The Failure Of The All-In-One Multimedia System Revolution

Long before the smart television and the Internet of Things were possible and the biggest reason to call an electrical installer in to fit more wall sockets, there were many attempts to create an all-in-one entertainment system for the home.

There was the short-lived but ultimately fruitless wave of set-top boxes and internet television devices in the early 2000s, as well as other attempts to combine both streaming and interactive media such as Google Stadia, which shut down as of January 2023.

Before modern attempts to try and take over the living room, there was the multimedia revolution, a promise that audio, video and interactive content will converge to create experiences that could not be found anywhere else.

However, every single attempt to create an all-in-one multimedia device was considered to be a tremendous failure, often with considerable repercussions for the companies involved.

RDI Halcyon

Rick Dyer is a pioneer of multimedia, being the man who designed and created the hit arcade machine Dragon’s Lair, which pioneered the use of animation linked to video game hardware to create an interactive cartoon.

Mr Dyer, whilst happy with the game wanted to do far more and created a machine that was unbelievably ahead of its time in the form of the RDI Halcyon.

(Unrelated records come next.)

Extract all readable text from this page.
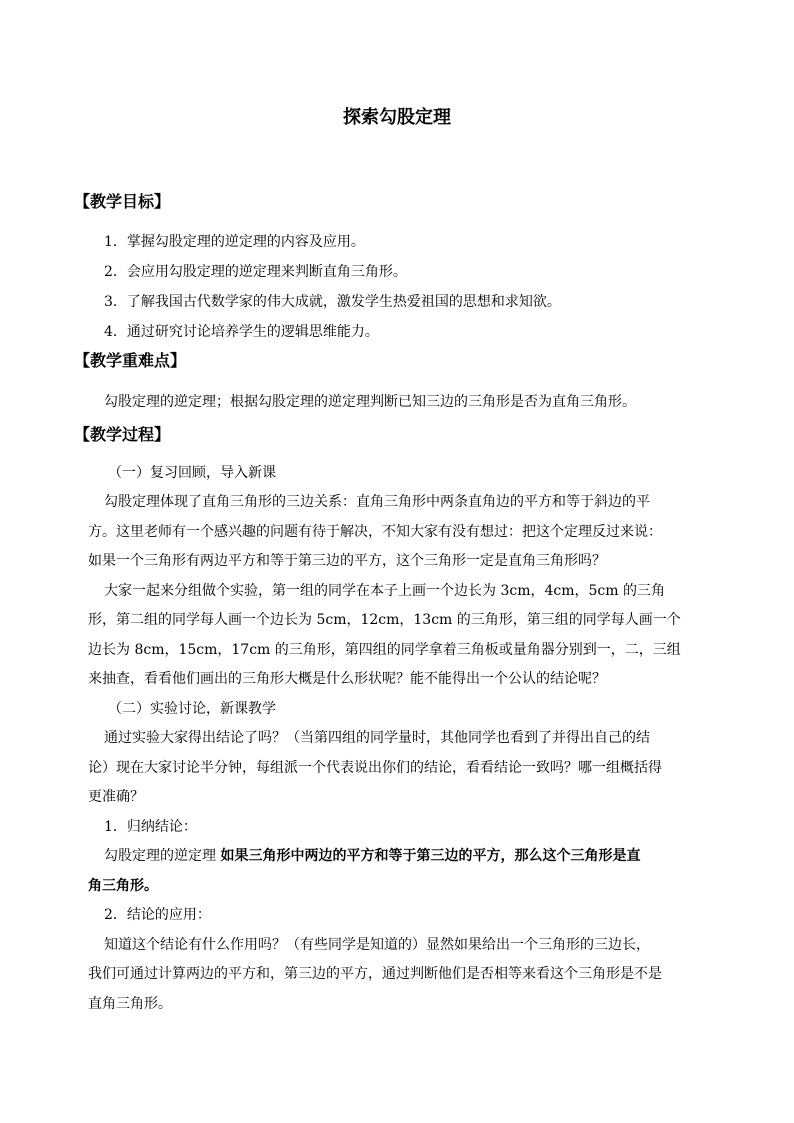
探索勾股定理
【教学目标】
1．掌握勾股定理的逆定理的内容及应用。
2．会应用勾股定理的逆定理来判断直角三角形。
3．了解我国古代数学家的伟大成就，激发学生热爱祖国的思想和求知欲。
4．通过研究讨论培养学生的逻辑思维能力。
【教学重难点】
勾股定理的逆定理；根据勾股定理的逆定理判断已知三边的三角形是否为直角三角形。
【教学过程】
（一）复习回顾，导入新课
勾股定理体现了直角三角形的三边关系：直角三角形中两条直角边的平方和等于斜边的平
方。这里老师有一个感兴趣的问题有待于解决，不知大家有没有想过：把这个定理反过来说：
如果一个三角形有两边平方和等于第三边的平方，这个三角形一定是直角三角形吗？
大家一起来分组做个实验，第一组的同学在本子上画一个边长为 3cm，4cm，5cm 的三角
形，第二组的同学每人画一个边长为 5cm，12cm，13cm 的三角形，第三组的同学每人画一个
边长为 8cm，15cm，17cm 的三角形，第四组的同学拿着三角板或量角器分别到一，二，三组
来抽查，看看他们画出的三角形大概是什么形状呢？能不能得出一个公认的结论呢？
（二）实验讨论，新课教学
通过实验大家得出结论了吗？（当第四组的同学量时，其他同学也看到了并得出自己的结
论）现在大家讨论半分钟，每组派一个代表说出你们的结论，看看结论一致吗？哪一组概括得
更准确？
1．归纳结论：
勾股定理的逆定理 如果三角形中两边的平方和等于第三边的平方，那么这个三角形是直
角三角形。
2．结论的应用：
知道这个结论有什么作用吗？（有些同学是知道的）显然如果给出一个三角形的三边长，
我们可通过计算两边的平方和，第三边的平方，通过判断他们是否相等来看这个三角形是不是
直角三角形。
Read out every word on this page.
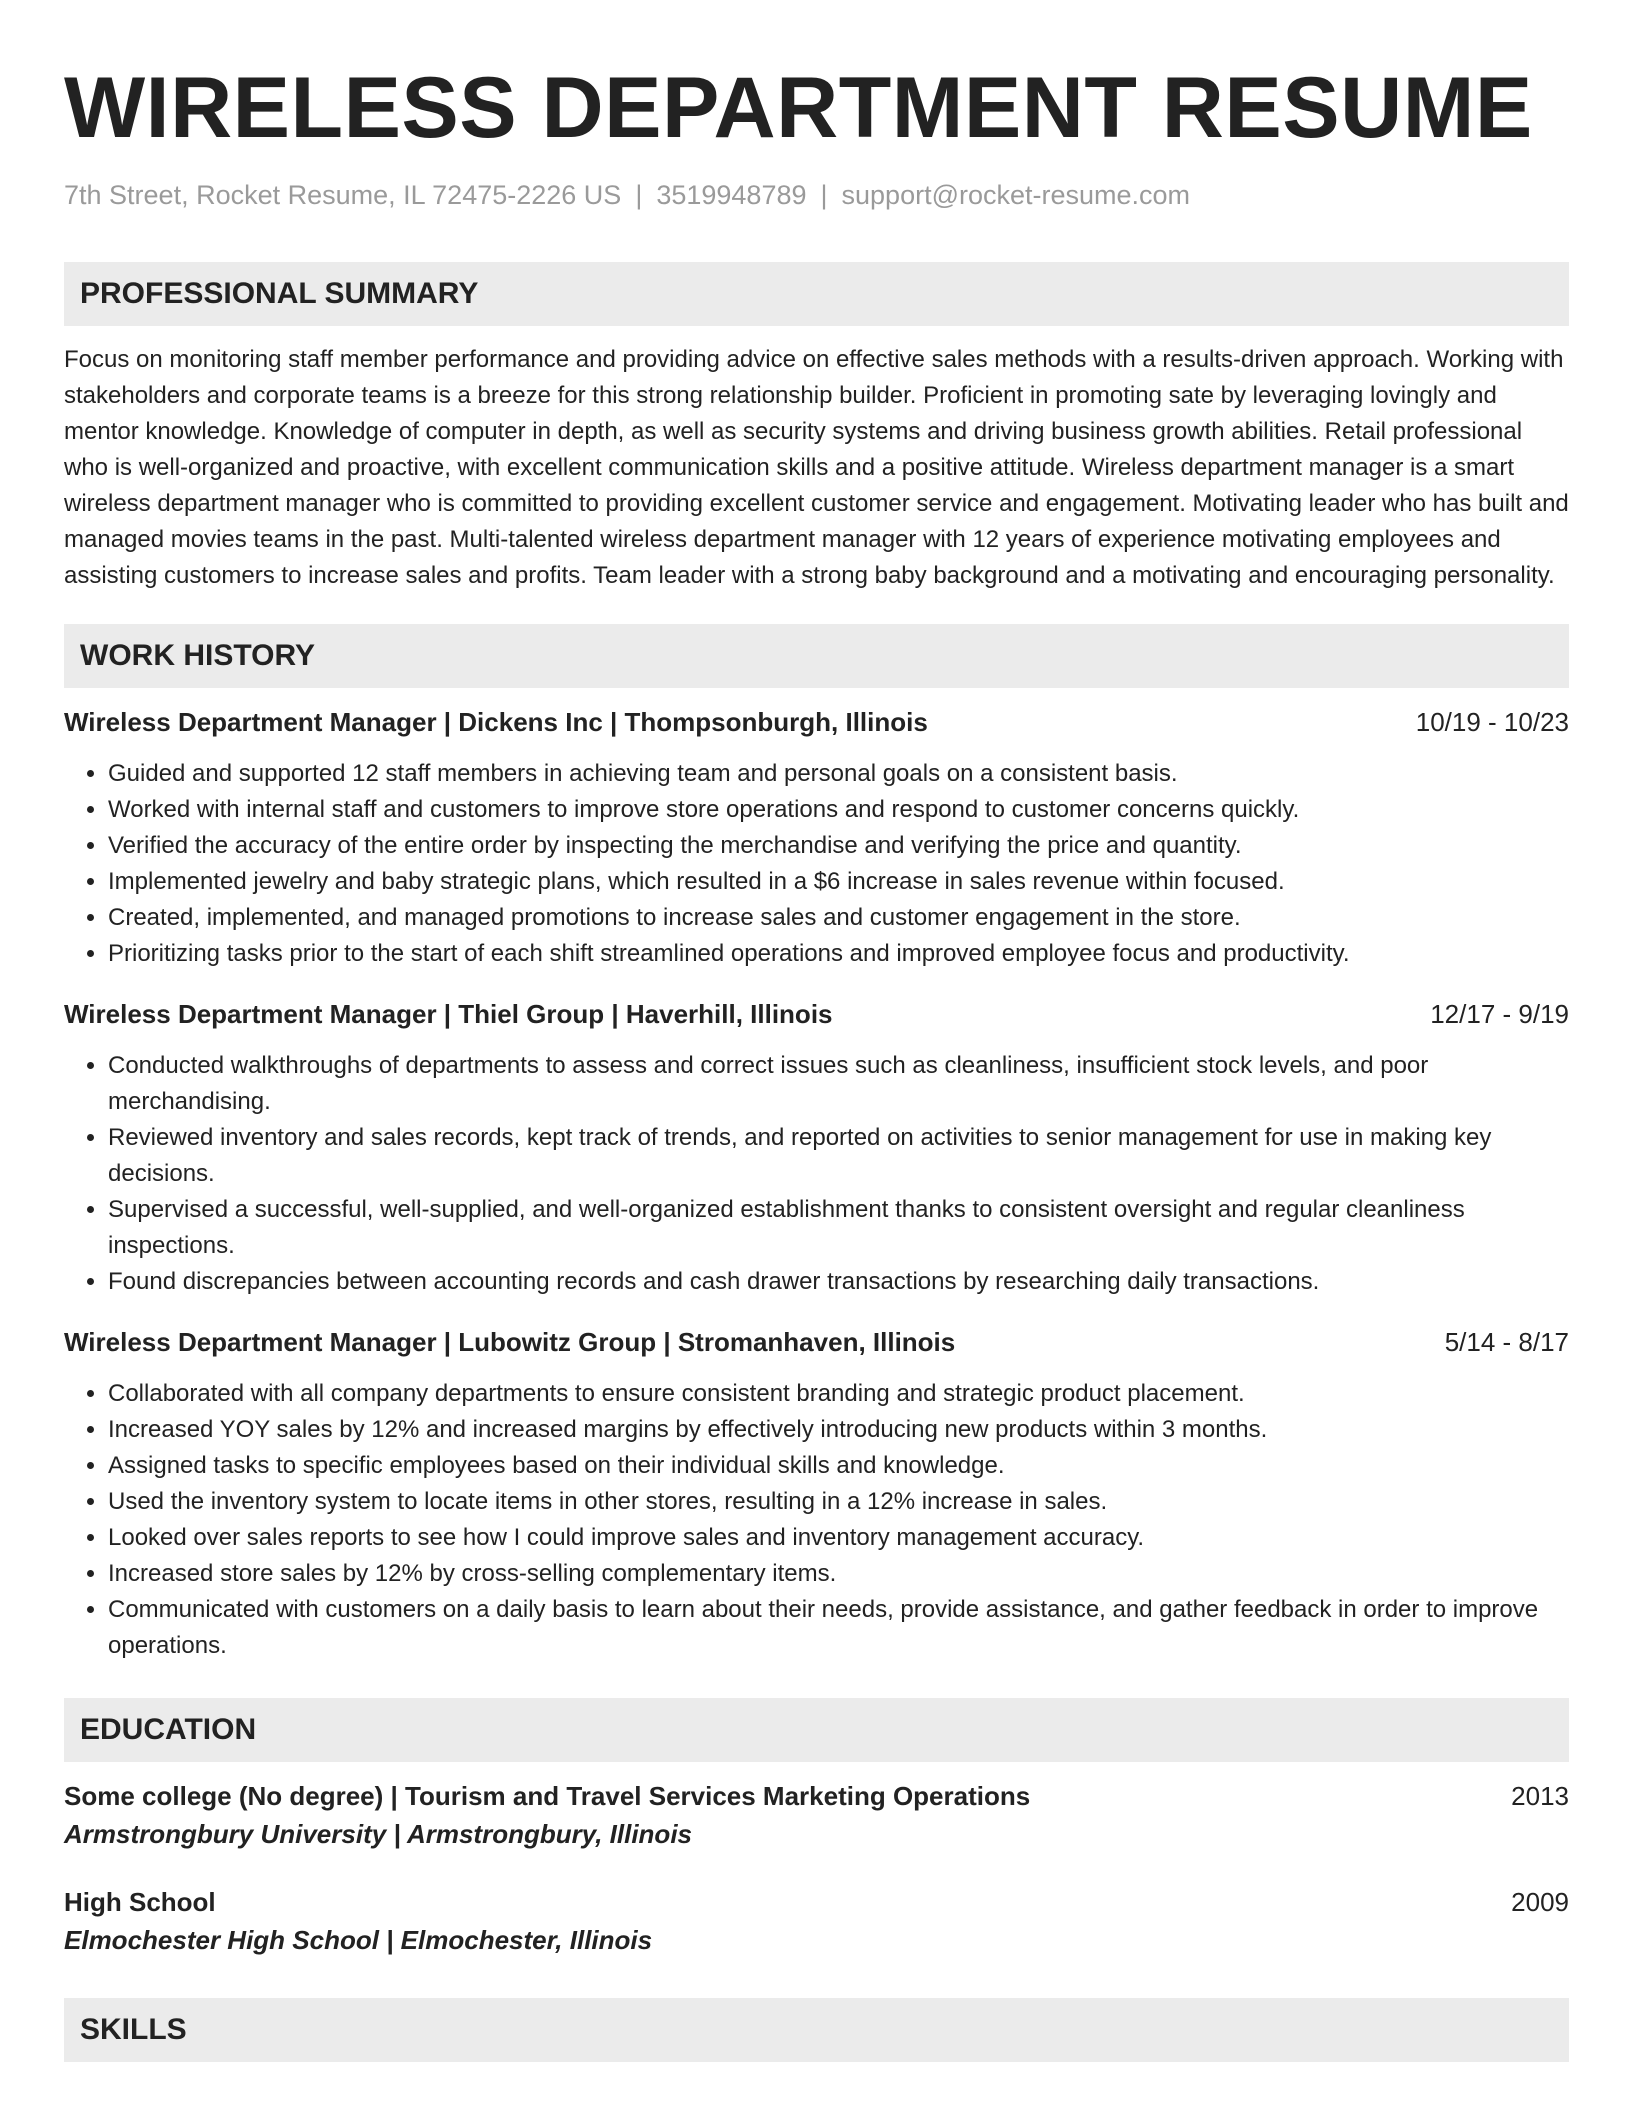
WIRELESS DEPARTMENT RESUME
7th Street, Rocket Resume, IL 72475-2226 US | 3519948789 | support@rocket-resume.com
PROFESSIONAL SUMMARY
Focus on monitoring staff member performance and providing advice on effective sales methods with a results-driven approach. Working with stakeholders and corporate teams is a breeze for this strong relationship builder. Proficient in promoting sate by leveraging lovingly and mentor knowledge. Knowledge of computer in depth, as well as security systems and driving business growth abilities. Retail professional who is well-organized and proactive, with excellent communication skills and a positive attitude. Wireless department manager is a smart wireless department manager who is committed to providing excellent customer service and engagement. Motivating leader who has built and managed movies teams in the past. Multi-talented wireless department manager with 12 years of experience motivating employees and assisting customers to increase sales and profits. Team leader with a strong baby background and a motivating and encouraging personality.
WORK HISTORY
Wireless Department Manager | Dickens Inc | Thompsonburgh, Illinois	10/19 - 10/23
• Guided and supported 12 staff members in achieving team and personal goals on a consistent basis.
• Worked with internal staff and customers to improve store operations and respond to customer concerns quickly.
• Verified the accuracy of the entire order by inspecting the merchandise and verifying the price and quantity.
• Implemented jewelry and baby strategic plans, which resulted in a $6 increase in sales revenue within focused.
• Created, implemented, and managed promotions to increase sales and customer engagement in the store.
• Prioritizing tasks prior to the start of each shift streamlined operations and improved employee focus and productivity.
Wireless Department Manager | Thiel Group | Haverhill, Illinois	12/17 - 9/19
• Conducted walkthroughs of departments to assess and correct issues such as cleanliness, insufficient stock levels, and poor merchandising.
• Reviewed inventory and sales records, kept track of trends, and reported on activities to senior management for use in making key decisions.
• Supervised a successful, well-supplied, and well-organized establishment thanks to consistent oversight and regular cleanliness inspections.
• Found discrepancies between accounting records and cash drawer transactions by researching daily transactions.
Wireless Department Manager | Lubowitz Group | Stromanhaven, Illinois	5/14 - 8/17
• Collaborated with all company departments to ensure consistent branding and strategic product placement.
• Increased YOY sales by 12% and increased margins by effectively introducing new products within 3 months.
• Assigned tasks to specific employees based on their individual skills and knowledge.
• Used the inventory system to locate items in other stores, resulting in a 12% increase in sales.
• Looked over sales reports to see how I could improve sales and inventory management accuracy.
• Increased store sales by 12% by cross-selling complementary items.
• Communicated with customers on a daily basis to learn about their needs, provide assistance, and gather feedback in order to improve operations.
EDUCATION
Some college (No degree) | Tourism and Travel Services Marketing Operations	2013
Armstrongbury University | Armstrongbury, Illinois
High School	2009
Elmochester High School | Elmochester, Illinois
SKILLS
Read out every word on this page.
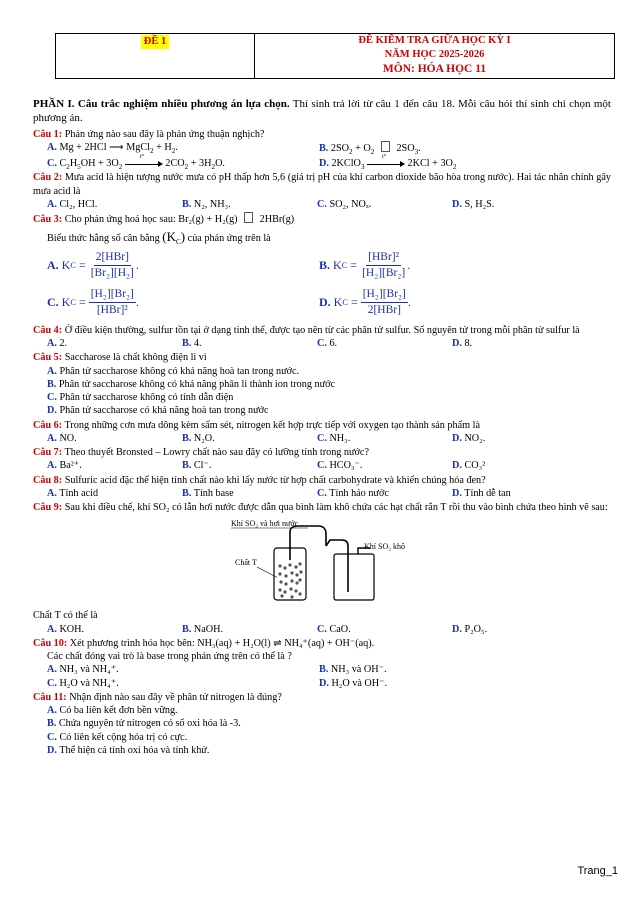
ĐỀ 1	ĐỀ KIỂM TRA GIỮA HỌC KỲ I
NĂM HỌC 2025-2026
MÔN: HÓA HỌC 11

PHẦN I. Câu trắc nghiệm nhiều phương án lựa chọn. Thí sinh trả lời từ câu 1 đến câu 18. Mỗi câu hỏi thí sinh chỉ chọn một phương án.

Câu 1: Phản ứng nào sau đây là phản ứng thuận nghịch?

A. Mg + 2HCl ⟶ MgCl$_2$ + $H_2$.	B. $2SO_2 + O_2$  $2SO_3$.
C. $C_2H_5OH + 3O_2$
t°
$2CO_2 + 3H_2O$.	D. 2KClO$_3$
t°
$2KCl + 3O_2$

Câu 2: Mưa acid là hiện tượng nước mưa có pH thấp hơn 5,6 (giá trị pH của khí carbon dioxide bão hòa trong nước). Hai tác nhân chính gây mưa acid là

A. Cl₂, HCl.	B. N₂, NH₃.	C. SO₂, NOₓ.	D. S, H₂S.

Câu 3: Cho phản ứng hoá học sau: Br₂(g) + H₂(g) 2HBr(g)

Biểu thức hằng số cân bằng $(K_C)$ của phản ứng trên là

A. K $C = \frac{\text{2[HBr]}}{\text{[Br₂][H₂]}}$ .	B. K $C = \frac{\text{[HBr]²}}{\text{[H₂][Br₂]}}$ .
C. K $C = \frac{\text{[H₂][Br₂]}}{\text{[HBr]²}}$ .	D. K $C = \frac{\text{[H₂][Br₂]}}{\text{2[HBr]}}$ .

Câu 4: Ở điều kiện thường, sulfur tồn tại ở dạng tinh thể, được tạo nên từ các phân tử sulfur. Số nguyên tử trong mỗi phân tử sulfur là

A. 2.	B. 4.	C. 6.	D. 8.

Câu 5: Saccharose là chất không điện li vì

A. Phân tử saccharose không có khả năng hoà tan trong nước.

B. Phân tử saccharose không có khả năng phân li thành ion trong nước

C. Phân tử saccharose không có tính dẫn điện

D. Phân tử saccharose có khả năng hoà tan trong nước

Câu 6: Trong những cơn mưa dông kèm sấm sét, nitrogen kết hợp trực tiếp với oxygen tạo thành sản phẩm là

A. NO.	B. N₂O.	C. NH₃.	D. NO₂.

Câu 7: Theo thuyết Bronsted – Lowry chất nào sau đây có lưỡng tính trong nước?

A. Ba²⁺.	B. Cl⁻.	C. HCO₃⁻.	D. CO₃²

Câu 8: Sulfuric acid đặc thể hiện tính chất nào khi lấy nước từ hợp chất carbohydrate và khiến chúng hóa đen?

A. Tính acid	B. Tính base	C. Tính háo nước	D. Tính dễ tan

Câu 9: Sau khi điều chế, khí SO₂ có lẫn hơi nước được dẫn qua bình làm khô chứa các hạt chất rắn T rồi thu vào bình chứa theo hình vẽ sau:

Khí SO₂ và hơi nước
Khí SO₂ khô
Chất T

Chất T có thể là

A. KOH.	B. NaOH.	C. CaO.	D. P₂O₅.

Câu 10: Xét phương trình hóa học bên: NH₃(aq) + H₂O(l) ⇌ NH₄⁺(aq) + OH⁻(aq).

Các chất đóng vai trò là base trong phản ứng trên có thể là ?

A. NH₃ và NH₄⁺.	B. NH₃ và OH⁻.
C. H₂O và NH₄⁺.	D. H₂O và OH⁻.

Câu 11: Nhận định nào sau đây về phân tử nitrogen là đúng?

A. Có ba liên kết đơn bền vững.

B. Chứa nguyên tử nitrogen có số oxi hóa là -3.

C. Có liên kết cộng hóa trị có cực.

D. Thể hiện cả tính oxi hóa và tính khử.

Trang_1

Not only would it allow for much more expansive games than Dragon’s Lair such as Thayer’s Quest, but it also supported voice recognition, speech synthesis, and could play both laserdiscs and conventional CDs.

Less than 12 units were ever made, in no small part due to the initial retail cost of $2500 (£2076 in 1985 and £5885 in 2023) bankrupting Rick Dyer and causing his achievements to be largely forgotten.

Commodore CDTV

Short for “Commodore Dynamic Total Vision”, the CDTV was meant to be everything you could possibly want in a multimedia appliance in 1991.

Based on the popular Amiga 500 computer, it had a CD player that could also play video thanks to a dedicated CDXL format, a dedicated infrared remote control and the potential to be converted into a fully-functional A500 computer with a few additional peripherals.

There were a lot of problems, but the biggest was the $999 asking price (£829 at the time and £1745 adjusted for inflation), which did not factor in the expensive add-ons to make it useful.

At the same time, the computer it was based on could be bought for as little as £250 and all it was missing was the CD-ROM drive, making it alarmingly poor value for money.

Philips CD-i

Arguably the most famous (or infamous depending on your definition) all-in-one multimedia system was Philips’ CD-i.

It was originally designed as a multimedia platform that could be used not only as part of a hi-fi or television system but also could be integrated into screens or fitted into computers thanks to drive and card versions of the technology.

Whilst development took a very long time, the hope was to find a market for family entertainment, education and music titles, with titles such as The Flowers of Robert Mapplethorpe and several activity packs based on bible stories.

Unfortunately, it entered the market far too late and at an initial cost of $1000 (£830 in 1991 and £1747 today), was far too expensive to be a match for the first wave of entry-level PCs with CD-ROM drives.

This forced it to compete as a game console, and whilst it has gained some level of infamy for featuring somewhat dubious Super Mario and The Legend of Zelda games in its lineup of computer games, it would only find its niche later as a point-of-sale system.